人が歩く機能を持つ以上,必ず基盤整備として道路が必要となります.「道」は幾何学的な表現をするならば,ある点と点を繋ぐ線となります.この点と点が連結され,交差し,延長されることによって体系的なネットワークが構築され,古代より人の交流を生み、文化の伝達や物流を担う重要な役割を持つことになりました.現在においても,この道路の果たす機能は変わってはいません.

しかし,古代中国の人々は「道」をそのような正の効用として見つめていたわけではなさそうです.

「道」という漢字は,これを解字させると「辶」と「首」に分解されます.

 「辶」は「辵(チャク)」を基にしていています.この「辵」は足と十字路を表す2つの象形からなっていることから,人間が幾何学的線上を歩行したり,止まったりする意味があるとされています.従って,この「辵」=「辶」のみで道に相当する意味が込められていることになりますが,さらに「首」を添えたことについては,次の二つの説があります.

一つは「首」は人間の体を構成する部分において最も高い位置であることから,地形的に高い部分(頂)へ通じることができるという意味で「道」があるというもの.これをさらに発展させた概念として,ある技術や技能の極める意味に「道」が使われます.柔道,剣道,華道,茶道などはその代表的な用法と見ることができます.

 そして,もう一つの意味としては古代中国において異族や獣の「首」を「道路」に据えることによって,外界から生活空間へ災いや疫病などの流入を遮断する風習があったことから,「道」という表現ができたとされています.

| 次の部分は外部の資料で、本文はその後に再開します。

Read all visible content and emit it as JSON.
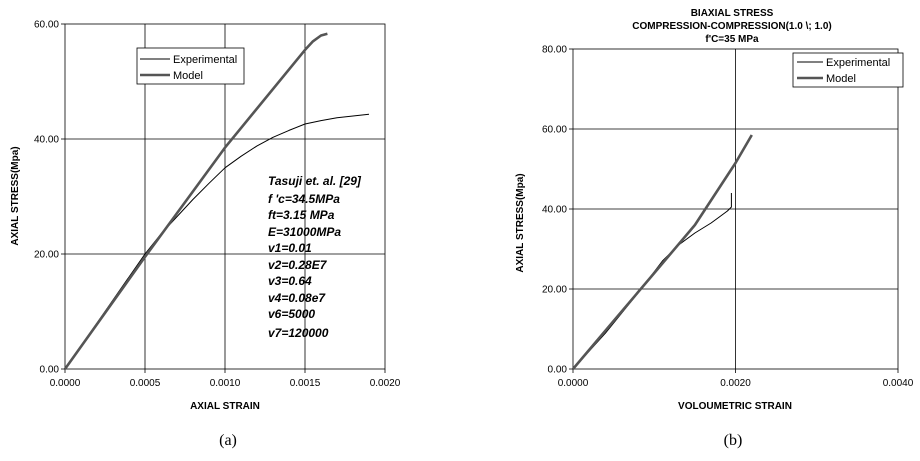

後者の習しは日本においても信州や東北地方で多く見られる道祖神や庚申塚の信仰と非常に類似しているものです.共通するのは「道」が交流や物流等の生活には欠かせない恵みを与える反面で,隣接地からの災害,疫病を身近な生活空間へもたらす負の効果があったということです.より具体的には,「道」が異民族の思想,文化,そして戦争を持ち込む忌まわしき機能を持つと考えられていたことです.

このような概念は古代に限った話ではなく,明治時代の日本においても対ロシアの侵攻に備え北海道の街道を整備する折に,政府内で物資の効率的な輸送を求める賛成派と逆に敗退時にロシアの侵攻を容易にさせる危機感を持つ反対派に二分されたエピソードが残されています.このことからも,「道」の負の機能に対する懸念感は,時代を超えた共通概念であることは間違いありません.現在のように外界からの侵入に対して神経を張るつめる風潮がなければ,決して気がつかないことです.

道路は,このように両刃の剣の性質を有することを念頭において,その時代の要請・要望とともに建設され,変遷をして,役目を果たしたときに廃道となります.その時代に必要とされた背景は何か,どのような役割を果たしたのか,それがどのように現代に結びついているのか.

道路という設備にその時代の生活様式や世相の痕跡を見出すことの他に,時代ごとに人々が考えた恣意,意図が刻まれた記録媒体として捉えることに,個人的には道路の姿の面白さがあると考えています.

「日本の道」のホームページでは,主に国道に焦点を当てて,文学,歴史,法学などの複合的観点を結びつけることによって,これまで日本人が歩んできた「道程」を自分なりに咀嚼してみたいと考えて製作をしています.